When a goat scales a cliff in search of tender grasses, does it ask, “How hard?” When a vole traverses a wall in search of a mate, does it ask, “How many pitches?” And when a bat seeks shelter in a crack, does it ask, “What size?” No. It is only humans who have inserted numbers between themselves and the sacred stone. Grades are a construct of the ego, and I am here to free you from their evil trappings. Step one: Burn your guidebook.

The less you know about a route, the purer your experience. It’s best if you don’t even know that the crag is there. Instead, wander the forest with your gear and see where whimsy takes you. If the Earth Mother brings you to a cliff, then gaze upon it in awe. Take it in. See where the rock speaks to your eyes—not with words, but with beauty. The cracks, the contours, the crimps—are you weeping? Then this is your line.

Does it go? Is it impossibly hard? Is it a death route? These things matter not. If you are meant to climb the route, then Gaia will provide safe passage. If you are not meant to climb it, then the cosmic energy of gravity will embrace you in its loving arms and clutch you to the life-giving soil. Most days I don’t get off the ground. I walk up to route after mysterious and beautiful route, only to be shut down on the starting holds by nature’s awesome forces.

I know what you’re thinking: Fern, why don’t you just climb something that looks easier? You’re missing the point. I would never lower myself to climb something less aesthetic in order to “conquer” nature—how cheap, how phallocentric! No, I’m here to commune with the Goddess, and most of the time that means walking around touching a lot of rocks without climbing any of them.

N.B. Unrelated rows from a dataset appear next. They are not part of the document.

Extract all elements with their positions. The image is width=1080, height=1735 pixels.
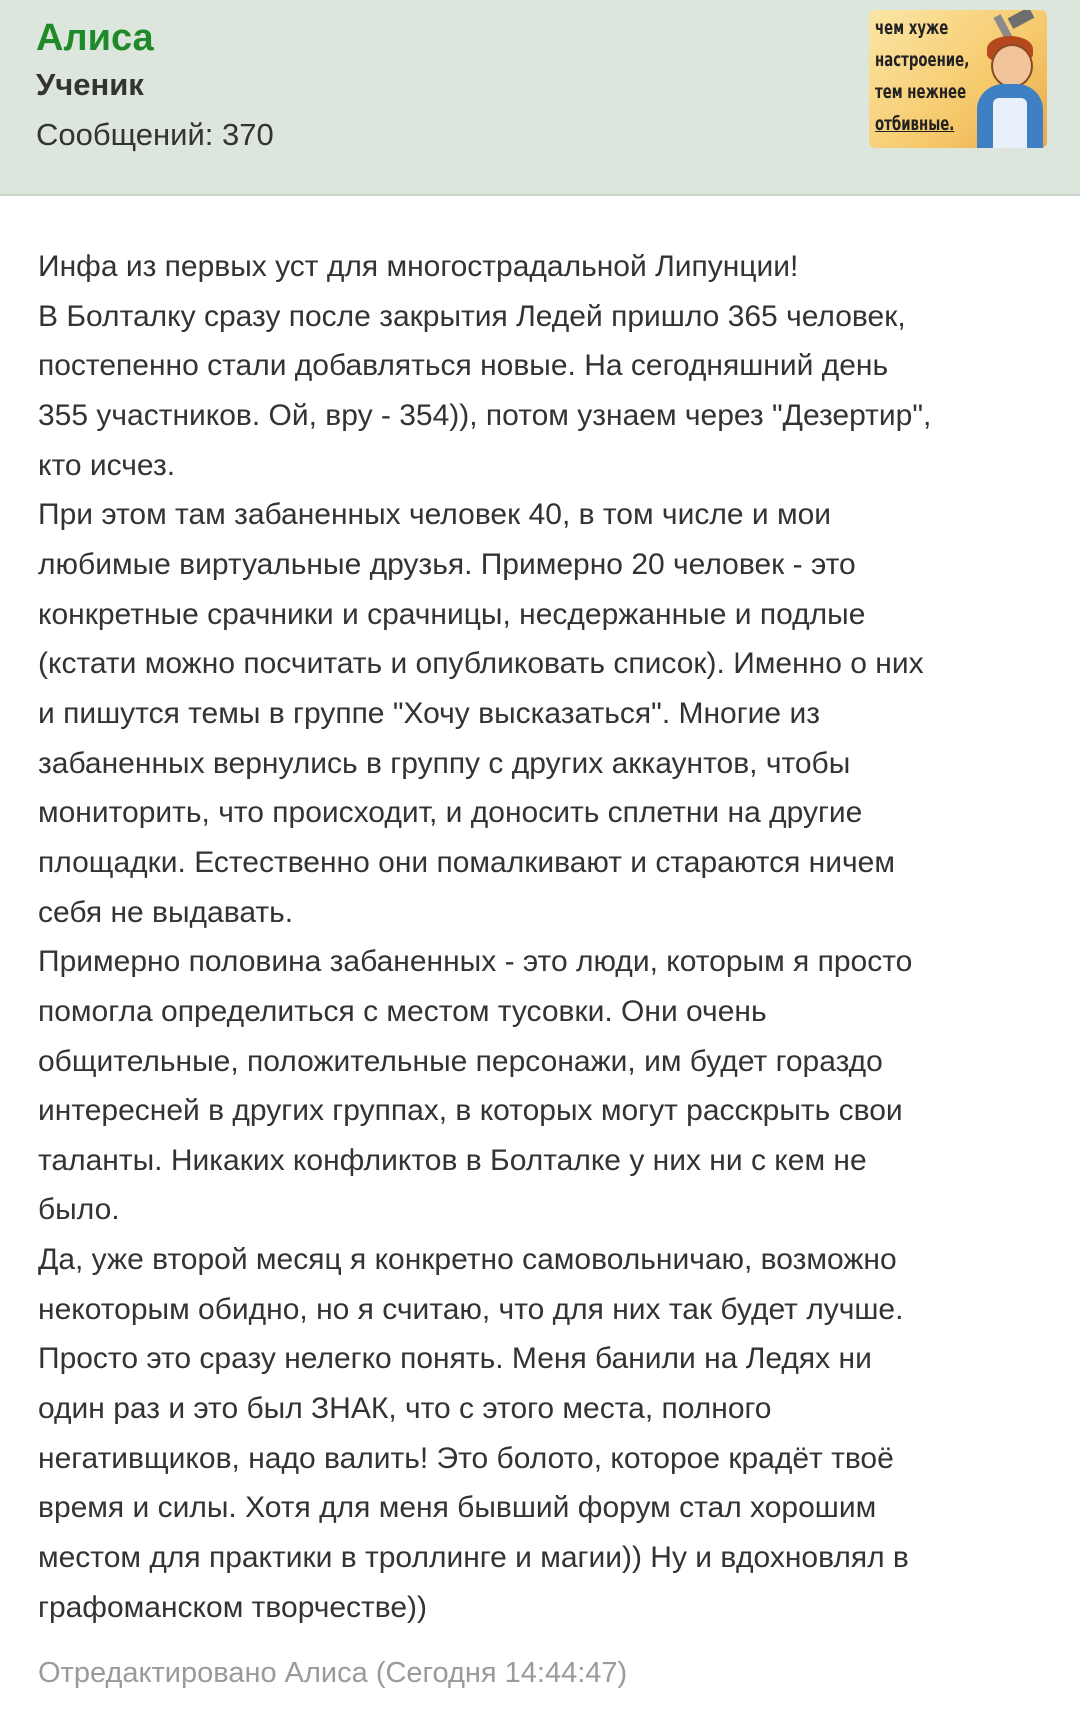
post-line: Инфа из первых уст для многострадальной Липунции! — [38, 250, 799, 283]
post-line: (кстати можно посчитать и опубликовать список). Именно о них — [38, 647, 924, 681]
cook-apron-icon — [993, 98, 1027, 148]
avatar-caption-line: отбивные. — [875, 113, 955, 135]
post-line: забаненных вернулись в группу с других аккаунтов, чтобы — [38, 746, 851, 780]
post-line: любимые виртуальные друзья. Примерно 20 человек - это — [38, 547, 856, 581]
avatar[interactable] — [869, 10, 1047, 148]
post-line: 355 участников. Ой, вру - 354)), потом узнаем через "Дезертир", — [38, 398, 932, 432]
post-line: конкретные срачники и срачницы, несдержанные и подлые — [38, 597, 866, 631]
post-line: помогла определиться с местом тусовки. Они очень — [38, 994, 767, 1028]
post-line: было. — [38, 1193, 120, 1227]
post-body — [38, 242, 1048, 1632]
post-line: и пишутся темы в группе "Хочу высказаться". Многие из — [38, 696, 820, 730]
post-line: В Болталку сразу после закрытия Ледей пришло 365 человек, — [38, 299, 906, 333]
post-line: Да, уже второй месяц я конкретно самовольничаю, возможно — [38, 1243, 897, 1277]
edit-note: Отредактировано Алиса (Сегодня 14:44:47) — [38, 1657, 628, 1689]
post-author-header — [0, 0, 1080, 196]
author-post-count: Сообщений: 370 — [36, 117, 274, 152]
post-line: местом для практики в троллинге и магии)) Ну и вдохновлял в — [38, 1541, 909, 1575]
post-line: таланты. Никаких конфликтов в Болталке у них ни с кем не — [38, 1143, 867, 1177]
post-line: некоторым обидно, но я считаю, что для них так будет лучше. — [38, 1292, 904, 1326]
post-line: один раз и это был ЗНАК, что с этого места, полного — [38, 1392, 772, 1426]
post-line: постепенно стали добавляться новые. На сегодняшний день — [38, 349, 889, 383]
author-name-link[interactable]: Алиса — [36, 17, 154, 59]
post-line: время и силы. Хотя для меня бывший форум стал хорошим — [38, 1491, 877, 1525]
post-line: себя не выдавать. — [38, 895, 294, 929]
post-line: Примерно половина забаненных - это люди, которым я просто — [38, 945, 913, 979]
post-line: мониторить, что происходит, и доносить сплетни на другие — [38, 796, 863, 830]
avatar-caption — [875, 12, 970, 140]
post-line: общительные, положительные персонажи, им будет гораздо — [38, 1044, 883, 1078]
cook-face-icon — [991, 44, 1033, 88]
avatar-caption-line: настроение, — [875, 49, 970, 71]
meat-mallet-head-icon — [1008, 10, 1035, 29]
post-line: Просто это сразу нелегко понять. Меня банили на Ледях ни — [38, 1342, 872, 1376]
avatar-caption-line: чем хуже — [875, 17, 949, 39]
avatar-caption-line: тем нежнее — [875, 81, 967, 103]
author-rank: Ученик — [36, 67, 144, 102]
post-line: кто исчез. — [38, 448, 176, 482]
post-line: графоманском творчестве)) — [38, 1590, 428, 1624]
post-line: негативщиков, надо валить! Это болото, которое крадёт твоё — [38, 1441, 894, 1475]
post-line: интересней в других группах, в которых могут расскрыть свои — [38, 1094, 903, 1128]
post-line: площадки. Естественно они помалкивают и стараются ничем — [38, 845, 895, 879]
post-line: При этом там забаненных человек 40, в том числе и мои — [38, 498, 832, 532]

I feel sorry for all of you who look up to grade-chasers like Chris Sharma, Adam Ondra, and Alex Puccio. These “pros” suffer from the same delusion as Wall Street stock traders—the belief that numbers will make them happy. I don’t know about you, but a 7 has never given me a hug, an 8 has never sang me “Happy Birthday,” and a 49 has never assured me that I’m a good person despite once sitting on a moth. I’d rather be like John Muir. He free-spirited his way through the woods and “discovered” Yosemite. That’s a pretty good “send” if you ask me, and he didn’t even have to hangboard. Then, when he made the first ascent of Cathedral Peak, he declined to invent a grading system so that he could grade it. That’s class.

Take it from me: I’ve been climbing for 50 wonderful years without ever progressing, or even having a bar with which to measure my progress. But if I had to guess, I’d say I climb, like, 5.2.

Grades Are All That Matter

By Brick Hardman

Climbing is a competition. Every time I pull onto the rock, I’m showing my dominance over everyone else at the boulders, yes, but most of all the person I was yesterday. I hate him. He is weak, and he represents all of my failures. There’s only one objective way to measure how hard I’m crushing compared to that sorry, pencil-armed loser: grades.

Today I will climb harder than myself from yesterday, then tomorrow I will defeat myself from today. And so forth. And on such sad days that I lose to the former me, I’ll go to the gym and do weighted one-arms until the only thing I feel is a stale brew of exhaustion and anger, so that tomorrow’s me can then out-climb the me from what will then have been two days earlier. That’s how you improve, and improvement is all that matters.

Once I climb—I say “conquer”—a problem of a given grade, I move on to the next grade. One and done; I’m not here to tread water. I have climbed one problem each from V0 through V10, and their associated plus and minus grades. In my 20 years of climbing, I have climbed exactly 33 boulder problems.

We only have a finite amount of time to train before we reach our physical peaks and age decline sets in. Any time spent on fun, cruiser problems just lowers the ceiling on what you could achieve if you focused 100 percent on achieving your potential on every single move all the time.

Since difficulty is all that matters, every move besides the hardest one on a climb is superfluous. This means bouldering is the only worthy discipline. Sport climbers spin endurance as a positive, when it’s just an excuse for being weak. Trad climbers waste precious strength putting pretty harness jewelry into the rock. And alpine climbing is just a fancy term for hiking to a trad climb that’s covered in snow and ice.

To me, the perfect problem would be a four-foot-tall roadside boulder that’s been chipped to perfection. You would begin with a lay-down start (LDS), pull one V19 move, then flop back onto the ground because you’d be done. No finishing mantel. No BS approach climbing to get to the crux, and no 30-foot exit slab to make it sound hard just because it’s a “dangerous” highball. Just one move that takes everything you’ve got.

Notice I didn’t mention aesthetics. I’m not climbing a painting. The only aesthetics I worry about are the graphs of my sends on 8a.nu and the topography of my chiseled back muscles. If you truly care about the achieving your potential, I suggest you do the same.